The German Shorthaired Pointer (GSP) belongs to a group of dogs known as versatile hunting dogs. They are meant to fill all the roles a hunter requires including locating game, pointing it, retrieving it, tracking it, etc. They should hunt on land and in the water, working both birds and furred game. As pets they are typical sporting dogs – high energy but very trainable, ideal companions for an active family.
The energy level of the GSP can be surprising if you have not lived with a versatile hunter before. They need a chance to stretch their legs and run if not daily then at least a few days a week. Provided that their exercise needs are met outdoors, they should relax and curl up on the couch in the house. They do extremely well with homes with one or more runners, particularly distance runners.
Like most sporting breeds, the German Shorthaired Pointer is very easily trained and are easy to motivate with food and praise. They are naturally geared towards pleasing their owners and are meant to work closely with the hunter. As youngsters their ability to focus is very short and it is important to keep training sessions short and upbeat.

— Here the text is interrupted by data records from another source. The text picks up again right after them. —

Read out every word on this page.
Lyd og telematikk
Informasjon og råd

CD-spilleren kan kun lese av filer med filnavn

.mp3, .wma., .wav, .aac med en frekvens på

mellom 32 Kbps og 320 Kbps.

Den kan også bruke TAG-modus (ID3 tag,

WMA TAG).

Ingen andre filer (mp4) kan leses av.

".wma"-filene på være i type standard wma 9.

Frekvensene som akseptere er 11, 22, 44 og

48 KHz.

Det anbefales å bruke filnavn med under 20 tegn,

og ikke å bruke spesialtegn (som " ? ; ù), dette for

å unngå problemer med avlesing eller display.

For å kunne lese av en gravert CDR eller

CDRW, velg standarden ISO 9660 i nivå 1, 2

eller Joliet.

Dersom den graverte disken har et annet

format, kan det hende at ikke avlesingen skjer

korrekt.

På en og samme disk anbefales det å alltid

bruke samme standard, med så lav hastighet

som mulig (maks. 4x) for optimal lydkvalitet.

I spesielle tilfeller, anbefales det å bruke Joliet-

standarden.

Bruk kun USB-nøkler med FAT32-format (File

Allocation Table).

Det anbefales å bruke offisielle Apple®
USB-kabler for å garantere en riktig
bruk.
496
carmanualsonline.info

Like most sporting dogs, the German Shorthaired Pointer, is a great family pet and tends to be patient with children. It is important to watch that they don’t accidentally knock toddlers over in their exuberance.

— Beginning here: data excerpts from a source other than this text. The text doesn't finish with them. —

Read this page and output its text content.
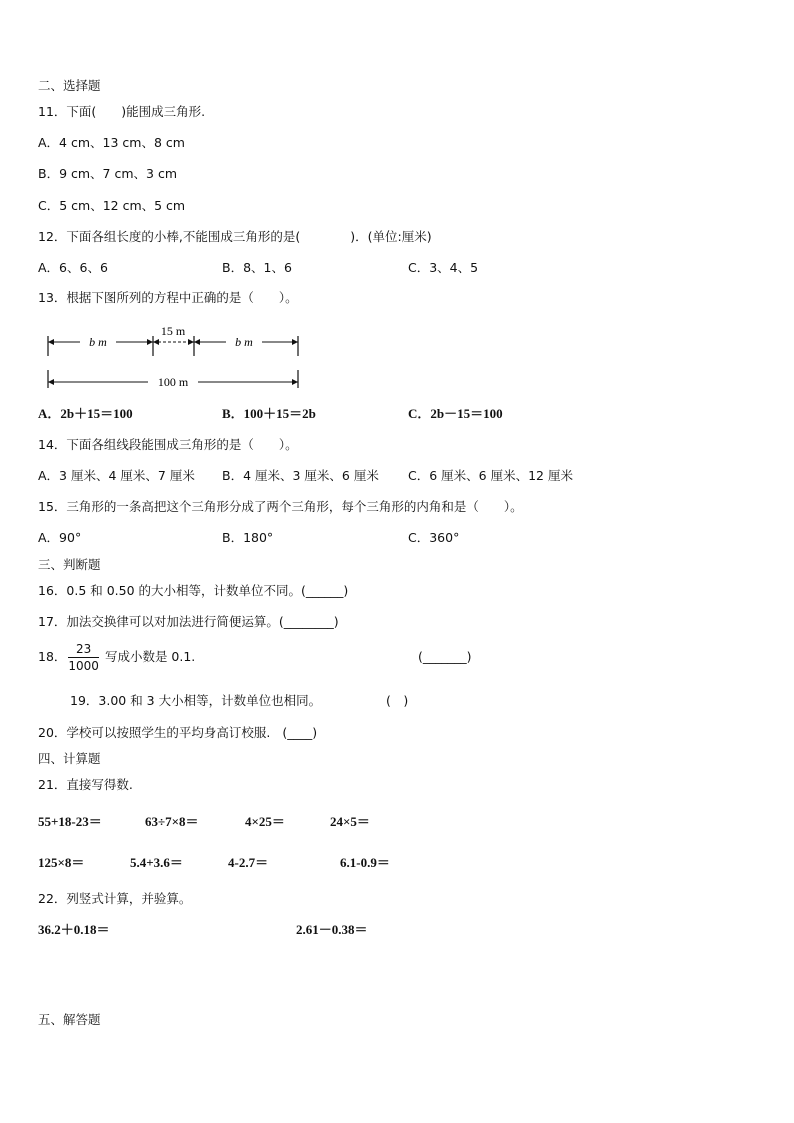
二、选择题
11．下面(　　)能围成三角形.
A．4 cm、13 cm、8 cm
B．9 cm、7 cm、3 cm
C．5 cm、12 cm、5 cm
12．下面各组长度的小棒,不能围成三角形的是(　　　　)．(单位:厘米)
A．6、6、6	B．8、1、6	C．3、4、5
13．根据下图所列的方程中正确的是（　　）。
b m
15 m
b m
100 m
A．2b＋15＝100	B．100＋15＝2b	C．2b－15＝100
14．下面各组线段能围成三角形的是（　　）。
A．3 厘米、4 厘米、7 厘米 B．4 厘米、3 厘米、6 厘米 C．6 厘米、6 厘米、12 厘米
15．三角形的一条高把这个三角形分成了两个三角形，每个三角形的内角和是（　　）。
A．90°	B．180°	C．360°
三、判断题
16．0.5 和 0.50 的大小相等，计数单位不同。(______)
17．加法交换律可以对加法进行简便运算。(________)
18． $\frac{23}{1000}$ 写成小数是 0.1.	(_______)
19．3.00 和 3 大小相等，计数单位也相同。	(　)
20．学校可以按照学生的平均身高订校服. (____)
四、计算题
21．直接写得数.
55+18-23＝	63÷7×8＝	4×25＝	24×5＝
125×8＝	5.4+3.6＝	4-2.7＝	6.1-0.9＝
22．列竖式计算，并验算。
36.2＋0.18＝	2.61－0.38＝
五、解答题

Overall, the GSP is a fairly healthy breed and generally lives between 12-15 years. Health issues known to occur within the breed include subaortic stenosis (SAS, a cardiac condition), hip dysplasia, epilepsy, cataracts, and cone degeneration (an eye disorder that causes dayblindness) but none are extremely common.
While exercise is the need that tends to stand out for most owners, like any large dog, it is important that owner begin training their puppy early on. As an adult, the GSP tends to be between 50-70 lbs. The breed can be headstrong and stubborn and obedience training is a must. Grooming needs are minimal. Brushing with a hound glove once a week will reduce shedding but is not strictly necessary.